Equations of a Straight Line
An equation that represents a straight line in mathematical form is called an equation of a straight line.
A straight line can be expressed in mathematical form algebraically. There are five ways to write straight lines in algebraic form mathematically. Learn all of them one after one to understand the different cases of expressing straight lines in mathematics.
Slope Intercept form
There are two types of slope intercept form linear equations. The first one is slope x-intercept form and the second one is slope y-intercept form of straight line.
$(1) \,\,\,\,\,\,$ $y \,=\, mx+c$
$(2) \,\,\,\,\,\,$ $x \,=\, m’y+c$
Line passes through Origin with slope
A linear equation in algebraic form when the straight line passes through origin with slope in two dimensional space.
$y \,=\, mx$
Intercept form
A linear equation in algebraic form in terms of $x$ and $y$ intercepts.

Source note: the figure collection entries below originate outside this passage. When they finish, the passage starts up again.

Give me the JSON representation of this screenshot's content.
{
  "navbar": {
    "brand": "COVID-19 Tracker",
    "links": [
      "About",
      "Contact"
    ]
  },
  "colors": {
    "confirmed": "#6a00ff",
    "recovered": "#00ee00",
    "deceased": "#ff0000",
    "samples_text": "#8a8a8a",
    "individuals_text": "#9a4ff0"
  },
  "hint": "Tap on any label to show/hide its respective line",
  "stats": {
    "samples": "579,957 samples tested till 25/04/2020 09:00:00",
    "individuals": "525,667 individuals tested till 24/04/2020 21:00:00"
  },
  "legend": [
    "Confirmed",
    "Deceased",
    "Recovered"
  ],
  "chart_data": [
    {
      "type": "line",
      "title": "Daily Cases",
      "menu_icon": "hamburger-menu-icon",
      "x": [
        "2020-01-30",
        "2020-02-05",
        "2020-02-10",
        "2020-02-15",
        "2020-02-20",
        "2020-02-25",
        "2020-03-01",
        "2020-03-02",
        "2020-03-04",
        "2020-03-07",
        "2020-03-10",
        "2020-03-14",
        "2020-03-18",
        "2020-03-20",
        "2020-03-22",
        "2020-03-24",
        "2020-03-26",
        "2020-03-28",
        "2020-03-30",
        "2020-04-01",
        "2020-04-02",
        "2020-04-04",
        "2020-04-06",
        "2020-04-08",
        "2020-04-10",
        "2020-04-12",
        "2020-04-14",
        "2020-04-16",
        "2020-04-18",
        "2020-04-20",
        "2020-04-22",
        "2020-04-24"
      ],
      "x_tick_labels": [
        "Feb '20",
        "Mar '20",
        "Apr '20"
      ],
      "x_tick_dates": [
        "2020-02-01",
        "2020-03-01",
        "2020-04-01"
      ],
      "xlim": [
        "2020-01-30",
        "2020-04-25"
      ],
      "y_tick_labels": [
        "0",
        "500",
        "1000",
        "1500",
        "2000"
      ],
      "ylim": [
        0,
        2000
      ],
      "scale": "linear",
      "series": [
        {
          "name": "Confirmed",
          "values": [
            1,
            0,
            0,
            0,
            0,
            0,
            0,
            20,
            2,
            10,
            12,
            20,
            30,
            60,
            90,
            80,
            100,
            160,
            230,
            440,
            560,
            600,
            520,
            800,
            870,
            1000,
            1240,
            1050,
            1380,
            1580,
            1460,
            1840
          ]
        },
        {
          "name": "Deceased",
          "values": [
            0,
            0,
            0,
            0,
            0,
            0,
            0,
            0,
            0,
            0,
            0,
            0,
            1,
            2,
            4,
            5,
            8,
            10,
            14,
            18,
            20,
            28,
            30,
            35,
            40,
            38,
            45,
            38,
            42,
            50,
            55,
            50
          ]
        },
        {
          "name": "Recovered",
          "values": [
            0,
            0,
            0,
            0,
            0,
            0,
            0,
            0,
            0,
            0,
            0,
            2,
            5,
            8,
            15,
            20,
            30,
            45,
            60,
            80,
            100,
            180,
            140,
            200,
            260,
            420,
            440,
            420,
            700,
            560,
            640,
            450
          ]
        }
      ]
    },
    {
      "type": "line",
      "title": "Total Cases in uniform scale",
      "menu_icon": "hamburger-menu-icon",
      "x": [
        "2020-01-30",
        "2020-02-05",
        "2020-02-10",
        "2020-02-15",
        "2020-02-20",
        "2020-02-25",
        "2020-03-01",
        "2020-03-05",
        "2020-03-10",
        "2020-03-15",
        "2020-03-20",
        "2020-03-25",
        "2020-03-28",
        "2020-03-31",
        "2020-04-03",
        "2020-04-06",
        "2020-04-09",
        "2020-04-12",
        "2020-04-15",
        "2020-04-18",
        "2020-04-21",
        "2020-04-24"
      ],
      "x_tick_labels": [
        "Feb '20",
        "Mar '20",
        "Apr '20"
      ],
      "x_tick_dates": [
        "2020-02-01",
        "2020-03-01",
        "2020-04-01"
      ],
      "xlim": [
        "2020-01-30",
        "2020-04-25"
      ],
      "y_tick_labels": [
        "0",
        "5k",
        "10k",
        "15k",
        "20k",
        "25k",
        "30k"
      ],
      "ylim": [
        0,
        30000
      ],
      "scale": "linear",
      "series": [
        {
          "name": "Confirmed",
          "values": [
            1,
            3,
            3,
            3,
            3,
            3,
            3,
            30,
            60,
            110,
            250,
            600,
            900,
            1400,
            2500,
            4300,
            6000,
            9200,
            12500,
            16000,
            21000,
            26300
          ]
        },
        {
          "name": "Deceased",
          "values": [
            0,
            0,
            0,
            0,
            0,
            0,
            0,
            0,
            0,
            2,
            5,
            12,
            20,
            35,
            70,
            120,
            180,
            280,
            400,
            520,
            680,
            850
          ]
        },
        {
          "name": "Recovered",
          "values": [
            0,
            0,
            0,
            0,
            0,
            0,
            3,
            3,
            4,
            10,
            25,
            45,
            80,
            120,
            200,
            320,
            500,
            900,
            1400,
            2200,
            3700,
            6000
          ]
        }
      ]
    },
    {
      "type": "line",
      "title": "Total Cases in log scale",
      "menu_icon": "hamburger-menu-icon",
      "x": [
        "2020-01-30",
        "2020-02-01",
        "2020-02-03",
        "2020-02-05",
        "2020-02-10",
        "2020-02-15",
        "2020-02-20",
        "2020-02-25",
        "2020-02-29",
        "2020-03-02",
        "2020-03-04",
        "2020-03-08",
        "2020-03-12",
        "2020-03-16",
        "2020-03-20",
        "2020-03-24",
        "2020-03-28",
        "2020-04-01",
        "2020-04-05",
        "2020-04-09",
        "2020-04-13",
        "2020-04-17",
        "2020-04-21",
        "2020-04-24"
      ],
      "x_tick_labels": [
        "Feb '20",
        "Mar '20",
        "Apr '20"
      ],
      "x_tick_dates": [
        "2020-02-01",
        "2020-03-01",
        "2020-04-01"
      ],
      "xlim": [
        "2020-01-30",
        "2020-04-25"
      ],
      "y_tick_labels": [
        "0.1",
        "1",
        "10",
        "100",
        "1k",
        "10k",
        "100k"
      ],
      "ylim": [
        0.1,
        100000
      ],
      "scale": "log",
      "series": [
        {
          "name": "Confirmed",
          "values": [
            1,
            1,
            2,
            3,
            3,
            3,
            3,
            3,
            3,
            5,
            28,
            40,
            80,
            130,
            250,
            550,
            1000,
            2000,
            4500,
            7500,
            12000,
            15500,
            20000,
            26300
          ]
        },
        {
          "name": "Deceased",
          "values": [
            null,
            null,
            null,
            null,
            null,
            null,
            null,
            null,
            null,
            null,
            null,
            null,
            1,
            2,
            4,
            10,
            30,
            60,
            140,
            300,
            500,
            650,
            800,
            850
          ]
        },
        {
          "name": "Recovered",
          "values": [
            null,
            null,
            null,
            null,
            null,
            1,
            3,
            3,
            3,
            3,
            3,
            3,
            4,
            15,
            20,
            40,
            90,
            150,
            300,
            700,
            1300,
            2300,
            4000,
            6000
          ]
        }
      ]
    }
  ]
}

$\dfrac{x}{a}+\dfrac{y}{b} \,=\, 1$
Point Slope form
A linear equation in algebraic form in terms of coordinates of a point and slope.
$y-y_{1} \,=\, m(x-x_{1})$
Two Point form
A linear equation in algebraic form in terms of coordinates of two points.
$y-y_{1} \,=\, \dfrac{y_{2}-y_{1}}{x_{2}-x_{1}}(x-x_{1})$
Standard form
The above five cases of linear equations are simply written generally in the following standard form linear equation.
$ax+by+c \,=\, 0$